March 20, 2011

Tombs of the Nobles and Forced Hospitality at Thebes

One of the most beautiful sites we visited in all of Egypt were the Tombs of the Nobles. This was not actually a part of our original tour package, but was offered to us as a "bonus" for $150 by our Luxor guide. Our Luxor guide was not a Min employee, but an independent guide contracted out by Min to take care of us while down there. I'll have more on him below.

The tombs are actually located directly underneath the village of Sheikh Abd el-Qurna. This ramshackle town of mud and thatch huts with donkeys in the "yards" was not what I expected at such an amazing archeological site. I am surprised the Egyptian authorities would allow it, as it would seem to threaten the very stability of the site. All around were various folks sitting around wanting to offer their services "for a fee".

But, inside what a treasure. These were the tombs of nobles, including local government officials and skilled tradesmen and artists that actually built and decorated the great temples and tombs of the Pharoahs. They carved out their own burial sites and saved their best artwork for themselves. The "guides" wanted us to pay them for the right to take photos. It wasn't so much to "preserve" the site as it was for them to get a little extra cash in their pockets. So I had to discretely take a couple of images without them noticing. But, suffice it to say, the best preserved and most vibrant paintings of all of Egypt were in these tombs. I wish I had seen more of these tombs.

There are actually quite a number of these kind of brightly decorated tombs all around the entire Luxor area. But, these were the ones we could see on this particular tour. Anyways, our Luxor guide was not very good. He did not explain things very well (unlike Mohammed or our Coptic guide) and was not very interested in answering our questions with any depth. He sort of just dragged us around, uncaring about our interests or health (Kathleen had another bout of Pharoah's revenge and Linda and I weren't 100% either). But, he was mostly just interested in directing us to his friends and brother's various businesses, whether it be for lunch or shopping or whatever, rather than the sites and history of the area.
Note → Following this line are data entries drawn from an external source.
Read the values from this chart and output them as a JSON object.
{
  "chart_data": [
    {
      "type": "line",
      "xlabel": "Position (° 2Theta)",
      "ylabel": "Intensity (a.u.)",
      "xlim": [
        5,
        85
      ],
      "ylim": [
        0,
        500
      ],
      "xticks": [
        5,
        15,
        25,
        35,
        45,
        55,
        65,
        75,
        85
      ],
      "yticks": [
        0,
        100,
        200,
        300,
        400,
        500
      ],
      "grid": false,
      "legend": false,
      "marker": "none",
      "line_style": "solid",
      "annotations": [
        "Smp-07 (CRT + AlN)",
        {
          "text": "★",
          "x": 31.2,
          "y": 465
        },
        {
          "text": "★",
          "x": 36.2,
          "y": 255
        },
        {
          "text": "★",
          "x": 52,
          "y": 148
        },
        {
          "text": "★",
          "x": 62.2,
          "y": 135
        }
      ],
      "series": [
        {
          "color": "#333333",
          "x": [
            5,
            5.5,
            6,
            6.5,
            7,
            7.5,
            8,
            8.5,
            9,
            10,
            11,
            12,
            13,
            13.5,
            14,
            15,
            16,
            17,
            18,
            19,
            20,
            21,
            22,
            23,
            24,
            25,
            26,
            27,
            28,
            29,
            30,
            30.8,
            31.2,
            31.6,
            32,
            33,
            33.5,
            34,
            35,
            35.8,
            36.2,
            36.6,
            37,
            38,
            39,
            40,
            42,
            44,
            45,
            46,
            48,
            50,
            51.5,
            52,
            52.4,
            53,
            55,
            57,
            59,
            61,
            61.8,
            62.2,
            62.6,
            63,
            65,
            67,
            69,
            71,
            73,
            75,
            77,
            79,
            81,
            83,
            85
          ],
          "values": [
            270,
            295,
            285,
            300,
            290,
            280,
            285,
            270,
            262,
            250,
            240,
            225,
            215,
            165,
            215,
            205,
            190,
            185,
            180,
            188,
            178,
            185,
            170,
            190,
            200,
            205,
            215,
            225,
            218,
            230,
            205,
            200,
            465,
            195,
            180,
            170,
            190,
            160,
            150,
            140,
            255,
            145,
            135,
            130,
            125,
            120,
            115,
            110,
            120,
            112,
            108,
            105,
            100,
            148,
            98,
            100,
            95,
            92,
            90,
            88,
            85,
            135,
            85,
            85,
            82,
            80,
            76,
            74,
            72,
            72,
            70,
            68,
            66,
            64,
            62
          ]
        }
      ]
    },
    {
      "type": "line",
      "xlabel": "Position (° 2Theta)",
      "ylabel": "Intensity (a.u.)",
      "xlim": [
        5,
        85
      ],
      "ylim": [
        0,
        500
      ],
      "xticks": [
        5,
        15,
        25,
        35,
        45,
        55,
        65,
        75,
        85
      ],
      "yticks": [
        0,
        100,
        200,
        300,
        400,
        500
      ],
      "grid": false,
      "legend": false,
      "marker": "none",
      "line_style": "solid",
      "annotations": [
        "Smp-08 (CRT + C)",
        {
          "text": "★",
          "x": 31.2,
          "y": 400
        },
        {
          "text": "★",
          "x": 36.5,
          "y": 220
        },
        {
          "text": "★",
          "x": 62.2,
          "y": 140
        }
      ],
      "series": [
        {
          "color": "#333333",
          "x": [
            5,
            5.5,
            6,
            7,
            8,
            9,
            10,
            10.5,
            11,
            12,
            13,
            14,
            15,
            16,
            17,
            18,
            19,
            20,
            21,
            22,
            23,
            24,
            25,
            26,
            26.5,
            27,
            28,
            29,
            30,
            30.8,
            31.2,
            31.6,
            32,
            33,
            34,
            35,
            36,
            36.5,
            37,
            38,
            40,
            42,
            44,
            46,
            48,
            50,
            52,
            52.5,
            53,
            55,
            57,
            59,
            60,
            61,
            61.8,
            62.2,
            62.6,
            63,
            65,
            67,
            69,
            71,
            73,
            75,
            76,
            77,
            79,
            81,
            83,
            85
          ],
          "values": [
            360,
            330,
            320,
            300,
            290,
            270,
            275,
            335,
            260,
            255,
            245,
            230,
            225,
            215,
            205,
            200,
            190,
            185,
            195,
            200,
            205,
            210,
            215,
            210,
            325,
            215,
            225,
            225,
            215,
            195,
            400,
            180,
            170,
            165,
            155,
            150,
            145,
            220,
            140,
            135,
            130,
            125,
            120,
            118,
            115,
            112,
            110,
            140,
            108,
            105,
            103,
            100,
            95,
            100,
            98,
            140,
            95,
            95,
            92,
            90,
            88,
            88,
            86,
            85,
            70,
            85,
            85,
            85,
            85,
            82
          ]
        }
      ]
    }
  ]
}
Getting lunch on Day 1 in Luxor at a "friend's" restaurant

I think he started to get the message by day two that we were getting kind of annoyed with him. That's when he insisted, and I mean insisted, that we get a "free" sugar cane drink at a friend's cafe. We declined, but he drove us there anyways. When we arrived, we watched his friend "wash" our glasses out with just the straight tap water (no soap) in a dirty open aire kiosk and then just grab some stalks of dusty sugar cane from a pile that looked like they were straight from the field and put them into a large juicing machine. The sugar cane juice just went straight into these glasses. It wasn't very sanitary and we were not eager drink it. But, we felt obliged by this forced hospitality. We had already had stomach ailments earlier in the trip, and after 10 days in Egypt we sort of just figured we had nothing to lose at this point. He had worn us down with his "hospitality". Luckily, we survived the ordeal without any further illness.

A sugar cane field in the Nile Valley

But, OK I'll admit it, the sugar cane drink did taste good!